The Minnesota Prevention Resource Center is your “grand central station” for information on Alcohol, Tobacco, and Other Drug prevention throughout Minnesota, as well as your clearinghouse for free and low-cost materials. Part of our mission is to support the parents and professionals who are working hard to keep our kids from abusing substances. Many of our resources are free and can be accessed from our website (www.emprc.org). Here you can sign up for MnPrev, our free weekly newsletter. You can also view videos from the Partnership for Drug Free America, receive free technical assistance through our “Ask the Specialist” feature, and download our materials catalog. In this blog post we wanted to focus on the role parents/guardians play in the development of drug-free kids.
In 2009, Joseph A. Califano, Jr., Founder and Chair of The National Center on Addiction and Substance Abuse at Columbia University, published a new book titled, How to Raise a Drug-Free Kid The Straight Dope for Parents. In the book Mr. Califano highlights parental engagement as a key to keeping kids off drugs. He offers these nine keys to staying engaged:
1. Be There: Get Involved in Your Children’s Lives and Activities: “Being there—being physically and emotionally available and present—is the essence of parental engagement.” Children who grow up in supportive families are less likely to smoke, drink, or take drugs.
2. Open the Lines of Communication and Keep Them Wide Open: More than 1/3 of teens report never having a serious conversation with their parents about the dangers of drug use.
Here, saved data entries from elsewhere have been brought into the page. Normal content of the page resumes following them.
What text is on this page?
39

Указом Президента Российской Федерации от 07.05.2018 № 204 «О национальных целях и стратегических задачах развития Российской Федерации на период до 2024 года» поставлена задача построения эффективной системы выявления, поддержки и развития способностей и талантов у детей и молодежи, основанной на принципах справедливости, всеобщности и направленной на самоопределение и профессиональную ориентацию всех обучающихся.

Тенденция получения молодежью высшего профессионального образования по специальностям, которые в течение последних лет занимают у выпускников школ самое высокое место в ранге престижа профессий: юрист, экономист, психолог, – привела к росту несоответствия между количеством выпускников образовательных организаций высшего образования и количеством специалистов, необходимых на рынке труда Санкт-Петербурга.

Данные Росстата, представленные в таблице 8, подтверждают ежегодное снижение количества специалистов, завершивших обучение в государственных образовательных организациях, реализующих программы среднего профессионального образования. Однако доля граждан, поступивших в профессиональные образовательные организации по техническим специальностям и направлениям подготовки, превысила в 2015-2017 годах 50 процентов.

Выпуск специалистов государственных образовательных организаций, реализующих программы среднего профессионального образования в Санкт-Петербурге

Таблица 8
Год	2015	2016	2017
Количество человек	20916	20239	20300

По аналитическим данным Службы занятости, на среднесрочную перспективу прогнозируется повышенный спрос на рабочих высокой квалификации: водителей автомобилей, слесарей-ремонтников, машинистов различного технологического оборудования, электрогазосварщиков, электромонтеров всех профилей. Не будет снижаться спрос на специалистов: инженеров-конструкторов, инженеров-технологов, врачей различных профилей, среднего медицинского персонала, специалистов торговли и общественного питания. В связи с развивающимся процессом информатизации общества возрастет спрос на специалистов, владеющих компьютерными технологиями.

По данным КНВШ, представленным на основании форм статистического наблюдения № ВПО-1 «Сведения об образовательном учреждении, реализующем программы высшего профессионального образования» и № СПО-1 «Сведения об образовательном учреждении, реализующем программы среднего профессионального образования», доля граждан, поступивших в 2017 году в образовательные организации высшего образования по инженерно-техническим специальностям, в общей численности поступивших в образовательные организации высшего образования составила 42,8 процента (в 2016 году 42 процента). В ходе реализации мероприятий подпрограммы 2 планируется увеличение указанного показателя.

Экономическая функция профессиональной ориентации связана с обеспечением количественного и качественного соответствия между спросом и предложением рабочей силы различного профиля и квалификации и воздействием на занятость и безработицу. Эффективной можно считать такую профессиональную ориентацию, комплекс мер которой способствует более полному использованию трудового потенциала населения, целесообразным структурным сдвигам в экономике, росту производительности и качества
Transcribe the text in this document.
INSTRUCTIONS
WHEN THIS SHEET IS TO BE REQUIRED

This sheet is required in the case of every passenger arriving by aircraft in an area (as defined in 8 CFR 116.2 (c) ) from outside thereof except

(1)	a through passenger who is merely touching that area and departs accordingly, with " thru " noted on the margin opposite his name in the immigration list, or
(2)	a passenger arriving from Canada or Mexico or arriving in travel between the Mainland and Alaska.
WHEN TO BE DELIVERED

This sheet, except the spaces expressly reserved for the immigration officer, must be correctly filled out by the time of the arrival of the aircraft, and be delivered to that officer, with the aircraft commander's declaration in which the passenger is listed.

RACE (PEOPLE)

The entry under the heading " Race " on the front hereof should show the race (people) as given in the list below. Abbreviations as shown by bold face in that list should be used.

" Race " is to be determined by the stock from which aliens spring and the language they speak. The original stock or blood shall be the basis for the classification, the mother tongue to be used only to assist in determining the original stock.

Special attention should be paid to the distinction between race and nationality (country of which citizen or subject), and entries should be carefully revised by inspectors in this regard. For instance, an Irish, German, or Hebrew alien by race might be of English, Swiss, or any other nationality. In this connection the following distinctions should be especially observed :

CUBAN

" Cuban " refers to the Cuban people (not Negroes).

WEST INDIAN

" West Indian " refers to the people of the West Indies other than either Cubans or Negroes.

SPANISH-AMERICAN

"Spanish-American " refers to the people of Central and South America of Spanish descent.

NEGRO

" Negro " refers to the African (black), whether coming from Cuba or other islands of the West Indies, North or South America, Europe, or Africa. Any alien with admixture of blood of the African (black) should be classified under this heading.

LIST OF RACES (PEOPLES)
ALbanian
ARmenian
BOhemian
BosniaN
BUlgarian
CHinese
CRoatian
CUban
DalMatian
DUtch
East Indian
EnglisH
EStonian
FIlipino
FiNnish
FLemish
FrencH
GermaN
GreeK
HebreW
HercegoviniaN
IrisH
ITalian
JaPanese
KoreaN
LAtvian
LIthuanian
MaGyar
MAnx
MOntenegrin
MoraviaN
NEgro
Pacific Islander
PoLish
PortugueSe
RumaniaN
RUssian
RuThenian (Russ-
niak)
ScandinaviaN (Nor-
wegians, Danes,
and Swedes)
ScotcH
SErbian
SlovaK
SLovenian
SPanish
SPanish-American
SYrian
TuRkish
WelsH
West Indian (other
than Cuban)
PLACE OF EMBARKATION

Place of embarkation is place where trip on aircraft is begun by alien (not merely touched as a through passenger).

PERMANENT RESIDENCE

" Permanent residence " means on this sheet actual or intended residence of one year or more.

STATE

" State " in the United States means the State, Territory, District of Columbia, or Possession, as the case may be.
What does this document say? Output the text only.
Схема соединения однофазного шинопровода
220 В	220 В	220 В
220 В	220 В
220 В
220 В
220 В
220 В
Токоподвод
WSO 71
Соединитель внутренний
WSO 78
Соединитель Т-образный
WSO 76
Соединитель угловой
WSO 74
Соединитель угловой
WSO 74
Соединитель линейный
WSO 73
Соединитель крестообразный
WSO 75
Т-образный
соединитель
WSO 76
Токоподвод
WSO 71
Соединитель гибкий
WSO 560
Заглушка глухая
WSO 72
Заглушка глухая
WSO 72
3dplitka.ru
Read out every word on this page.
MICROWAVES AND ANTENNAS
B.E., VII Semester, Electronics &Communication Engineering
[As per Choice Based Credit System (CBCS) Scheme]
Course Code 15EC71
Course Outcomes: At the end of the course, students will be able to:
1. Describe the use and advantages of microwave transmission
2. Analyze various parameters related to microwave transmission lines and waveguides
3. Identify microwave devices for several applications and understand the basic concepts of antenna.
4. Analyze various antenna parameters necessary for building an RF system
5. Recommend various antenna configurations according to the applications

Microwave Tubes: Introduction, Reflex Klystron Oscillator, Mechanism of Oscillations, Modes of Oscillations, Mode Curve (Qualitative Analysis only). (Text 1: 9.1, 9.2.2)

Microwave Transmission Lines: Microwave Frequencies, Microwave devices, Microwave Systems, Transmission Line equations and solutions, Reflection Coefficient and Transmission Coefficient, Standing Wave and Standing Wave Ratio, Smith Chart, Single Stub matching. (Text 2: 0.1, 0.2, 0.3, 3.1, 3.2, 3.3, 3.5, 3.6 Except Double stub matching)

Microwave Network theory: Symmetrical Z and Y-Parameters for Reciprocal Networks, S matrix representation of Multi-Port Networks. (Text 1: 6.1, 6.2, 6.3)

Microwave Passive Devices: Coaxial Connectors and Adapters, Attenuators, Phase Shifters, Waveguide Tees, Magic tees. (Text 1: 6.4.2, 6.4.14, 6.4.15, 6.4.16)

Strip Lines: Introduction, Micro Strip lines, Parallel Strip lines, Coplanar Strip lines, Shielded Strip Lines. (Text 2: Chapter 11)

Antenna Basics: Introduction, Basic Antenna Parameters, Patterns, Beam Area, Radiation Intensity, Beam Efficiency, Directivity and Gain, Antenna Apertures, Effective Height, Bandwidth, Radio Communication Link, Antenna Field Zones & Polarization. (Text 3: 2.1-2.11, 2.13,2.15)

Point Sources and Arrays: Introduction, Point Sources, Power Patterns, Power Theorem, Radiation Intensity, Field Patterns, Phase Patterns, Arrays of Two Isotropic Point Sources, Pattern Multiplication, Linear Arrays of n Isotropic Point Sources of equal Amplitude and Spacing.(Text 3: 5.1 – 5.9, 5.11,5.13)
Yet children who learn about the risks of drug use from their parents are much less likely to use them.
3. Set a Good Example: Actions Are More Persuasive than Words: “The most important facet of parental engagement is your own conduct.” Parents who smoke, drink, or use drugs are likelier to have kids who smoke, drink, or use drugs as well.
4. Set Rules and Expect Your Children to Follow Them: “Engagement in your children’s lives involves establishing expectations and limits.” Being able to effectively enforce and explain rules often demonstrates to children that you really care about them.
5. Monitor your Children’s Whereabouts: “Half of teens who come home after 10:00 P.M. on a school night report that drug and alcohol use was going on among their friends.” It’s important to know whom your kids are with, where they are, and what they are doing.
6. Maintain Family Rituals, Such as Eating Dinner Together: More than a decade of research has found that the more a child has dinner with their parents, the less likely they are to smoke, drink, or use drugs.
7. Incorporate Religious and Spiritual Practices into Family Life: “Teens who attend religious services regularly—at least once a week—are at a much lower risk of smoking, drinking, or using drugs than teens who never attend religious services.”
8. Get Dad Engaged—and Keep Him Engaged: “Fathers who are involved in their children’s daily lives and keep open lines of communication with their children sharply reduce their children’s risk of substance abuse.”
9. Engage with the Larger Community: There are other parents that express the same concerns as you. It’s important to get involved with other parents, teachers, and neighbors to establish lines of support and communication.